Overcoming First Impressions in an Interview
When Google initially went public they wowed investors with an opening stock price of $135 a share. This IPO turned co-founders Larry Page and Sergey Brin into overnight billionaires. Yet Google would have never been a reality if Page and Brin had put much stock in their first impressions of each other.
That's because when they first met as Stanford grad students, Page and Brin didn't exactly hit it off—in fact, each thought the other was obnoxious. And had they gone their separate ways after that initial encounter, each would now be in a very different place.
The point is, Google's founders weren't deterred by negative first impressions, thereby proving the surprising resiliency of that tired old adage, “You can't judge a book by its cover.” Unfortunately, not everyone is as forgiving of a bad first impression as Page and Brin were, and nowhere is that more true than in an interview. It's a real challenge not to fall back on snap judgments when you're forced to make a hiring decision after a 30- to 45-minute exchange. Meeting that challenge begins with understanding the problems and pitfalls of first impressions and then learning how to overcome them.
Recognizing the Fallibility of First Impressions
A number of factors interact in complex ways to shape our initial impressions, including:
Resemblances. How many times have you met someone who seemed strikingly familiar? You might be reminded of an ex-spouse, co-worker, or sister-in-law. Finding resemblances and relationships is one of the ways our minds order vast amounts of information. Unfortunately, we stop rationally analyzing when we make such connections. The fact is that whether it's Martha Stewart or Mother Theresa, look-alikes rarely have the same qualities as their counterparts.

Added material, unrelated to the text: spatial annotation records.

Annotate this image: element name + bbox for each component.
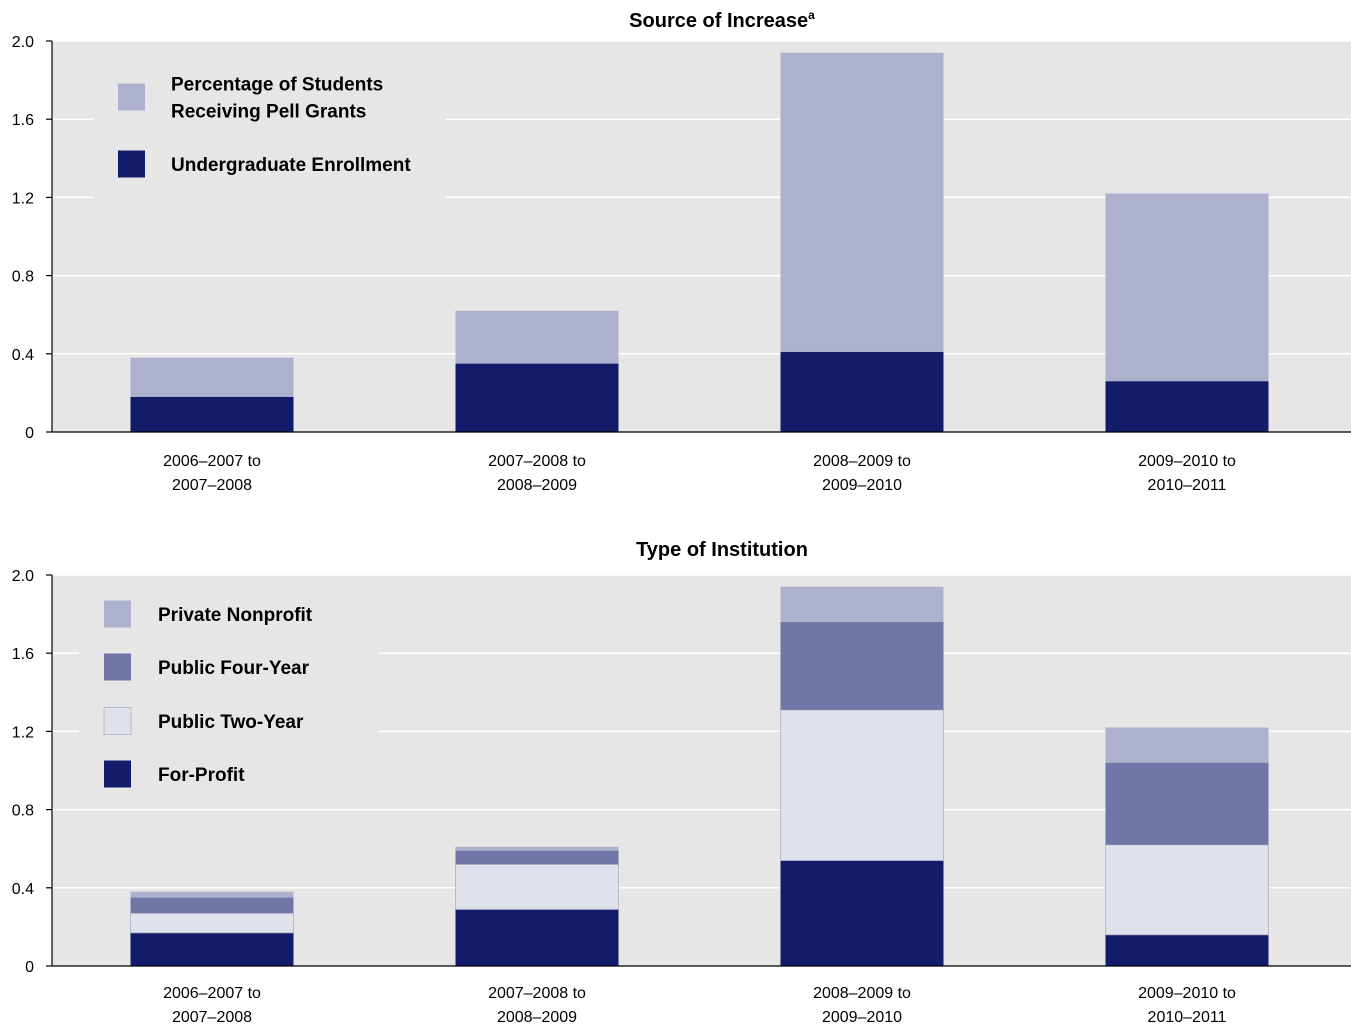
legend-swatch: [104, 760, 131, 788]
legend-label: Public Two-Year: [158, 712, 304, 733]
legend-background: [93, 55, 445, 225]
x-tick-label: 2007–2008: [172, 477, 252, 494]
bar-private-nonprofit-4: [1105, 727, 1269, 763]
bar-percentage-of-students-receiving-pell-grants-2: [455, 310, 619, 364]
bar-undergraduate-enrollment-1: [130, 396, 294, 432]
x-tick-label: 2009–2010 to: [1138, 985, 1236, 1002]
x-tick-label: 2009–2010: [822, 477, 902, 494]
x-tick-label: 2006–2007 to: [163, 985, 261, 1002]
bar-private-nonprofit-3: [780, 586, 944, 622]
bar-public-four-year-1: [130, 897, 294, 914]
x-tick-label: 2008–2009: [497, 1009, 577, 1026]
legend-swatch: [118, 83, 145, 111]
bar-for-profit-2: [455, 909, 619, 966]
x-tick-label: 2010–2011: [1148, 1009, 1227, 1026]
bar-undergraduate-enrollment-2: [455, 363, 619, 432]
chart-panel-2: 0 0.4 0.8 1.2 1.6 2.0 2006–2007 to 2007–2008 200…: [12, 539, 1351, 1026]
y-tick-label: 1.2: [12, 190, 34, 207]
x-tick-label: 2009–2010 to: [1138, 453, 1236, 470]
bar-public-four-year-4: [1105, 762, 1269, 845]
y-tick-label: 2.0: [12, 34, 34, 51]
bar-public-two-year-3: [780, 709, 944, 861]
legend-label: Undergraduate Enrollment: [171, 155, 411, 176]
y-tick-label: 1.6: [12, 646, 34, 663]
bar-public-two-year-4: [1105, 844, 1269, 936]
legend-swatch: [103, 707, 132, 735]
y-tick-label: 0.4: [12, 881, 34, 898]
x-tick-label: 2009–2010: [822, 1009, 902, 1026]
legend-swatch: [118, 150, 145, 178]
x-tick-label: 2008–2009: [497, 477, 577, 494]
title-superscript: a: [808, 8, 815, 22]
bar-private-nonprofit-1: [130, 891, 294, 898]
bar-private-nonprofit-2: [455, 846, 619, 851]
chart-title: Type of Institution: [636, 539, 808, 561]
y-tick-label: 0.8: [12, 803, 34, 820]
bar-for-profit-4: [1105, 934, 1269, 966]
y-tick-label: 0.8: [12, 269, 34, 286]
y-tick-label: 2.0: [12, 568, 34, 585]
x-tick-label: 2006–2007 to: [163, 453, 261, 470]
y-tick-label: 0: [25, 425, 34, 442]
bar-public-two-year-2: [455, 863, 619, 910]
bar-public-two-year-1: [130, 912, 294, 934]
x-tick-label: 2007–2008 to: [488, 985, 586, 1002]
legend-swatch: [104, 653, 131, 681]
bar-undergraduate-enrollment-3: [780, 351, 944, 432]
y-tick-label: 1.2: [12, 724, 34, 741]
chart-title: Source of Increasea: [629, 8, 815, 32]
x-tick-label: 2007–2008: [172, 1009, 252, 1026]
x-tick-label: 2008–2009 to: [813, 453, 911, 470]
y-tick-label: 0.4: [12, 347, 34, 364]
x-tick-label: 2008–2009 to: [813, 985, 911, 1002]
legend-label: Receiving Pell Grants: [171, 102, 366, 123]
bar-public-four-year-3: [780, 621, 944, 710]
y-tick-label: 0: [25, 959, 34, 976]
bar-percentage-of-students-receiving-pell-grants-3: [780, 52, 944, 352]
legend-label: Private Nonprofit: [158, 605, 313, 626]
bar-undergraduate-enrollment-4: [1105, 381, 1269, 432]
legend-label: Percentage of Students: [171, 75, 383, 96]
bar-percentage-of-students-receiving-pell-grants-4: [1105, 193, 1269, 382]
bar-for-profit-3: [780, 860, 944, 966]
legend-swatch: [104, 600, 131, 628]
legend-label: For-Profit: [158, 765, 245, 786]
x-tick-label: 2010–2011: [1148, 477, 1227, 494]
legend-label: Public Four-Year: [158, 658, 310, 679]
chart-panel-1: 0 0.4 0.8 1.2 1.6 2.0 2006–2007 to 2007–2008 200…: [12, 8, 1351, 494]
bar-public-four-year-2: [455, 850, 619, 865]
bar-for-profit-1: [130, 932, 294, 966]
y-tick-label: 1.6: [12, 112, 34, 129]
x-tick-label: 2007–2008 to: [488, 453, 586, 470]
bar-percentage-of-students-receiving-pell-grants-1: [130, 357, 294, 397]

Biases and stereotypes. It goes without saying that some of our most egregious errors in judgment stem from deep-seated stereotypes and biases. We fall prey to these judgments even as we try to break free of them, a point Malcolm Gladwell makes convincingly in his recent book, Blink: The Power of Thinking Without Thinking. Gladwell focuses on the Implicit Association Test (IAT), which researchers devised to gauge our immediate impressions and to document religious, racial, and gender stereotypes. Thousands of people have taken the IAT tests, and the results are disturbing, if not startling. They reveal, for one thing, that when it comes to gender, most Americans associate women with careers in the liberal arts and men with scientific pursuits. It doesn't help that Harvard President Lawrence Summers recently remarked that women have less “innate ability” in math and science than do men. His comments, which ignited a storm of controversy, and which he later retracted, show just how pervasive stereotypical thinking is.
Cultural filters. A more subtle type of stereotyping, cultural filters allow each of us to view the world in ways unique to our environment and upbringing. The result is that any two people may interpret the same practice or action in very different ways. Eye contact is a prime example. Caucasians, for the most part, think direct eye contact signals honesty and straightforwardness, whereas in many Asian, Hispanic, and Native American communities, it's a sign of disrespect.
The Dangers of First Impressions in an Interview
As Page and Brin prove, first impressions aren't always definitive, because we're often given a second and third chance to get to know someone. But that's not the case in an interview setting, where an interviewer's first impression can seal a candidate's fate before she even answers the first question.
Untrained interviewers are especially prone to snap judgments, deciding in the first few minutes whether a particular candidate is a poor fit or a sure winner. But based on what? Certainly not evidence. Instead, it's more likely the interviewer relied on a gut feeling, and that's risky, considering how often such feelings are tainted by stereotypes and cultural biases. It shouldn't come as a surprise that these gambles usually end up costing the company dearly when the “gut” hire doesn't pan out.
Overcoming First Impressions
Fortunately, there are objective approaches that skilled interviewers can use to avoid the pitfalls of rash judgments. For example, we teach interviewers to expand their cultural comfort zone by describing their initial reaction to the candidate’s behavior, in positive or neutral terms, rather than in negative ones. A simple “That's interesting” keeps you more objective than saying to yourself, “That's weird.”
You can also maintain your objectivity by focusing on three questions. For simplicity's sake, let's use eye contact as an example in each.
1. Is a certain behavior essential to the job?
In some professional roles, especially those that involve customer contact, looking others squarely in the eye is imperative. On the other hand, a hearty handshake and piercing gaze probably aren't important for a techie who writes code all day.
2. Is it unique to the situation?
Many people exhibit some nervous tics when they're under the microscope in an interview, and one of the most common of these is lack of eye contact. But you can help prevent this by building proper rapport with a candidate and avoiding a stress interview, both of which help put candidates at ease.
3. Is it a teachable quality?
If eye contact is an essential part of a job, most people can learn to make it part of their professional, if not their private, behavior.
Sometimes our assessments are exactly right, but all too often, they're based on erroneous first impressions. We help interviewers learn how to assess candidates fully—how, in effect, to read the whole book, not just the title page. And that extra reading might just prevent a googol-sized mistake.